Für einige Sekunden war Pieter Maritz verdutzt, und sein Atem stockte, denn die Möglichkeit der Entdeckung trat ihm vor Augen, und er dachte mit einem Male an die schrecklichen Folgen, die es haben würde, wenn er erwischt würde. Aber er faßte sich schnell.

»Ach, ordonnanzmäßig!« sagte er lachend. »Wer so lange wie wir im Felde gelegen hat, der freut sich, wenn er überhaupt noch ein heiles Stück an die Beine ziehen kann.«

Der Sergeant beruhigte sich und wandte sich wieder seinen Kameraden zu, mit denen er einen dienstlichen Vorfall besprach. Pieter Maritz aber richtete seine Aufmerksamkeit von neuem auf General Colley.

»Das Hinansteigen wird sehr mühsam sein,« sagte der General.

»Ja,« entgegnete der Buer. »Der Berg ist sehr steil, aber wenn Sie erst oben sind, so finden Sie einen schönen Platz zur Aufstellung.
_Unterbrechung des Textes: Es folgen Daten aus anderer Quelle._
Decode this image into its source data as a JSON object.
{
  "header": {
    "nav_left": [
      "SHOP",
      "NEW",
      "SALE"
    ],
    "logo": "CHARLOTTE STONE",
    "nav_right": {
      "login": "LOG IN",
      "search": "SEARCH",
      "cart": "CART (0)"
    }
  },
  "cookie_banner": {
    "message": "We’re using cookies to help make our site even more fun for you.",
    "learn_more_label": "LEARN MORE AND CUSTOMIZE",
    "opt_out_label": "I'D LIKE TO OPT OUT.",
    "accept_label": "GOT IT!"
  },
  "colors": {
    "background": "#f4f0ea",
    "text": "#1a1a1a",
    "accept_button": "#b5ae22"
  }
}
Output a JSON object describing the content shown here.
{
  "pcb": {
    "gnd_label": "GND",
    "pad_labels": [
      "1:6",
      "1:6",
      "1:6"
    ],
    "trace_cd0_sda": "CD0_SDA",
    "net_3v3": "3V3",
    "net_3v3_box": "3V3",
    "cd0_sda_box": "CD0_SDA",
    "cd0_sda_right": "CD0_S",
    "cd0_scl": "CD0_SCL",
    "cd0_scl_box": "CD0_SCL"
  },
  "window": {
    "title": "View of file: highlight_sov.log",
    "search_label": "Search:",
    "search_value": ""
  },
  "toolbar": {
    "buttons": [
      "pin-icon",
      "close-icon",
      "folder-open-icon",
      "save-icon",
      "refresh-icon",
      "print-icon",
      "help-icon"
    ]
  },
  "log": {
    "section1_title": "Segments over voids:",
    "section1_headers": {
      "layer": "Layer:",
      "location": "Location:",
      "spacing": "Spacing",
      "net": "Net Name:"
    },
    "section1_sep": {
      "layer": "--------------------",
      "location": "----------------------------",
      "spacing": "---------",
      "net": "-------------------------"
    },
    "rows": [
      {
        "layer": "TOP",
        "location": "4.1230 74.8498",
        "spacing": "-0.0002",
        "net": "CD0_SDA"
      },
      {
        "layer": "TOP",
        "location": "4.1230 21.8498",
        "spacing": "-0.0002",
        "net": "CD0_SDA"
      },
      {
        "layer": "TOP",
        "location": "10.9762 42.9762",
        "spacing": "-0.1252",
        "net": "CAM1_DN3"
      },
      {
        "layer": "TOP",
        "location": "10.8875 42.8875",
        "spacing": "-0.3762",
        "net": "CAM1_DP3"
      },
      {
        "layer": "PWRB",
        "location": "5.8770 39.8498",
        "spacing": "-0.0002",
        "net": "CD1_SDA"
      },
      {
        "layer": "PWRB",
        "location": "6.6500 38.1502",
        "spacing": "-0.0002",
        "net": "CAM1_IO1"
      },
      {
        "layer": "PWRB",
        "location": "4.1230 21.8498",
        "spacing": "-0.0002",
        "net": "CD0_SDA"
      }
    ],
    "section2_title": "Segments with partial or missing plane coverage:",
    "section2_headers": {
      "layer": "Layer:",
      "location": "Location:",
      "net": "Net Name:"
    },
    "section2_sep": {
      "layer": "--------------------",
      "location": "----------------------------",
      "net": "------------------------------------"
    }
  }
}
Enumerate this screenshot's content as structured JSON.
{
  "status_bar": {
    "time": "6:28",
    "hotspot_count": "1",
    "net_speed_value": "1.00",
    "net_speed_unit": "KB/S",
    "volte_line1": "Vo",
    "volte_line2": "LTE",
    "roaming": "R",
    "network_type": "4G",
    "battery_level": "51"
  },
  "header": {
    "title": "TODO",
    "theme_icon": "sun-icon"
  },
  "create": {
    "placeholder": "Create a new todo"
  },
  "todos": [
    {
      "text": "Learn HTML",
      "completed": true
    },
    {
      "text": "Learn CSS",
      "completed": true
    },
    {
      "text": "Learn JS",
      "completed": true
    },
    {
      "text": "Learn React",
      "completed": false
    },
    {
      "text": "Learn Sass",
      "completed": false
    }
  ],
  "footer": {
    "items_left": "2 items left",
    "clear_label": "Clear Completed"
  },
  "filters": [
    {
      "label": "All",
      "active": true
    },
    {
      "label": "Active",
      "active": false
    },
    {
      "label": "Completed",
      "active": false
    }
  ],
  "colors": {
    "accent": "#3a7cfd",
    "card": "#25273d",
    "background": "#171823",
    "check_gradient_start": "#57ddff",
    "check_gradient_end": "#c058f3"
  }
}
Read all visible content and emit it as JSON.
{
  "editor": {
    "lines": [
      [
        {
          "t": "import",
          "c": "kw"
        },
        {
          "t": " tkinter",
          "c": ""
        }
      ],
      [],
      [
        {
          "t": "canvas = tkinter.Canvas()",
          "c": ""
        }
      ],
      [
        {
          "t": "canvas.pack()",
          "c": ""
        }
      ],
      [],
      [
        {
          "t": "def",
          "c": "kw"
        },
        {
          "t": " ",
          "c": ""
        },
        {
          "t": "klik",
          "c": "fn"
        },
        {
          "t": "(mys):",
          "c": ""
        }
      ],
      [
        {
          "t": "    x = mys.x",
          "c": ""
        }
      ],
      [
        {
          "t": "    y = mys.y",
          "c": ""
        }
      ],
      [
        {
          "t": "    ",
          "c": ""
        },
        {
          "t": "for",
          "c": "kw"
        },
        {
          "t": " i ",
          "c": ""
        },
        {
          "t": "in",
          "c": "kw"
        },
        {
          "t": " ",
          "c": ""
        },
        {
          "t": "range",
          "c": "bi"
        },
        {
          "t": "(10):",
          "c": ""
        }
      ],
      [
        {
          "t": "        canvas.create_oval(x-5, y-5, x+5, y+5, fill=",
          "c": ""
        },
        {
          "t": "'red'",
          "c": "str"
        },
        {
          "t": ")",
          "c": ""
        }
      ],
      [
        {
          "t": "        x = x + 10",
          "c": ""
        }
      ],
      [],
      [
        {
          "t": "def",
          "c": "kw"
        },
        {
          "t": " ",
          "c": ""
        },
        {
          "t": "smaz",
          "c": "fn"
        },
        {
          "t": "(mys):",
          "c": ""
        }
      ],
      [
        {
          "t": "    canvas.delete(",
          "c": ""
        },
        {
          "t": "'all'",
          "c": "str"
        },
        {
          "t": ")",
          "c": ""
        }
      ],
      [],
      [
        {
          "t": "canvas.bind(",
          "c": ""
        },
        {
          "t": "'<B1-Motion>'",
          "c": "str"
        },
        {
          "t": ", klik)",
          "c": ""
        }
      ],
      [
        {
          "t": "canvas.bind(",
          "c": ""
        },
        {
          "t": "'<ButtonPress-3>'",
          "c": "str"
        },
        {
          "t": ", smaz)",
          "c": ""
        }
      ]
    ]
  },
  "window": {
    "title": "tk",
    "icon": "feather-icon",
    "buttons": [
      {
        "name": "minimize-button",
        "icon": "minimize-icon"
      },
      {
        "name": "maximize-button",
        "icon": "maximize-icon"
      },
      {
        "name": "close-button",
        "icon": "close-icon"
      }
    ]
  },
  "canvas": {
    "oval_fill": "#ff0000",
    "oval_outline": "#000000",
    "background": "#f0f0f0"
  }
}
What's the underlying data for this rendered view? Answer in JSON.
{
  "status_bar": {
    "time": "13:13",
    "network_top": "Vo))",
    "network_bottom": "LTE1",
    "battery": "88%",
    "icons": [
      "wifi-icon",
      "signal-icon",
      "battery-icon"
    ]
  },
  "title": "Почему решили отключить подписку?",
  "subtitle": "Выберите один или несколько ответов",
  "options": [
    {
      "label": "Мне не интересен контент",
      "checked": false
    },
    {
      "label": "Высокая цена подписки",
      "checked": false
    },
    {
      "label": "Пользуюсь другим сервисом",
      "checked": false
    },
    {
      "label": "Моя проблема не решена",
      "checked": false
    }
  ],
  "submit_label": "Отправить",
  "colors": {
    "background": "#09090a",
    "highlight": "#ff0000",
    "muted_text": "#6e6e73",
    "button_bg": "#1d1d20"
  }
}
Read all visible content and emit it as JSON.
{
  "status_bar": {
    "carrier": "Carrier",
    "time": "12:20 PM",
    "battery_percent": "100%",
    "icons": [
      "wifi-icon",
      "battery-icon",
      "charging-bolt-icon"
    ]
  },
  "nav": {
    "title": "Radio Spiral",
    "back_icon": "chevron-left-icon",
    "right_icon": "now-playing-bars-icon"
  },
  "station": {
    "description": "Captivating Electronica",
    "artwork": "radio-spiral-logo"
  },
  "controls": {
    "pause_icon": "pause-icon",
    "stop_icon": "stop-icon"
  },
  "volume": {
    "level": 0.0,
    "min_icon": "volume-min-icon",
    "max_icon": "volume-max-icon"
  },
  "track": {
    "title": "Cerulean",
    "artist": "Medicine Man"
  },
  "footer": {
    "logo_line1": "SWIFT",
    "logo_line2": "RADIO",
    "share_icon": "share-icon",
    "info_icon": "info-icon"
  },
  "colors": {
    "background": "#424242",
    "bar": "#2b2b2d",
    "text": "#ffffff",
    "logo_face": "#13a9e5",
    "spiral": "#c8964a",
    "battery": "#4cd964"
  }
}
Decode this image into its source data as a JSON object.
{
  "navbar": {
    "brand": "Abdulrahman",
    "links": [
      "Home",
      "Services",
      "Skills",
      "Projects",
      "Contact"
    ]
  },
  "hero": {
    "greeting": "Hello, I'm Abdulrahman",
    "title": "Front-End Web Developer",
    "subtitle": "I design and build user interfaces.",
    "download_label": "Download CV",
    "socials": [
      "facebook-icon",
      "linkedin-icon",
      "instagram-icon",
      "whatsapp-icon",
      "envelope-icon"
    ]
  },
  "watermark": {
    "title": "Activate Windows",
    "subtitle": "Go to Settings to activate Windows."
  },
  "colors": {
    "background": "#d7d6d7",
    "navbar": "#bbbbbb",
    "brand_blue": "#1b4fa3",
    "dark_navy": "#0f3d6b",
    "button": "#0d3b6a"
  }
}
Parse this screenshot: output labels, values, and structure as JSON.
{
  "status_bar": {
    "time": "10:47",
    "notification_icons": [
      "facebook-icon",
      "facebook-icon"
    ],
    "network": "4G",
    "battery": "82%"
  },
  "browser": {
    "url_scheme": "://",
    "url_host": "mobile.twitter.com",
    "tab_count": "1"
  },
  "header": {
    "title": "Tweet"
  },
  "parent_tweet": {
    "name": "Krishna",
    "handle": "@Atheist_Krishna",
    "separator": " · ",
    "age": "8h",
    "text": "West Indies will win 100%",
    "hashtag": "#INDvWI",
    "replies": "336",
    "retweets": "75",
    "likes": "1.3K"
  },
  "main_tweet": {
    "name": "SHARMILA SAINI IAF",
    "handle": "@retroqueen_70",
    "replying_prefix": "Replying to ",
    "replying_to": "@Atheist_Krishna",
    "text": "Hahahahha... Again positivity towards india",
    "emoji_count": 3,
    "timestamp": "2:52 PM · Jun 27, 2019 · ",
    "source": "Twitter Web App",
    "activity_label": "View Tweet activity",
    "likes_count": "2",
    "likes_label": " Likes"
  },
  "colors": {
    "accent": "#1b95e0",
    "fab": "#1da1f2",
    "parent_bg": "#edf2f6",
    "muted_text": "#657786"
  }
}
Oben ist es flach, und es ist dort gute Deckung für die Leute, weil ringsum große Steine am Rande liegen.«

»Halten Sie es für möglich, die Kanonen hinaufzubringen?« fragte der General.

»Nein,« sagte der Buer, »das halte ich nicht für möglich. Kein Tier kommt den Berg hinan, es müßte denn ein Springbock oder ein Leopard sein.«

General Colley überlegte eine Weile, blickte ringsum den Himmel an und wandte sich an einen der beiden Offiziere, die in seiner Begleitung waren.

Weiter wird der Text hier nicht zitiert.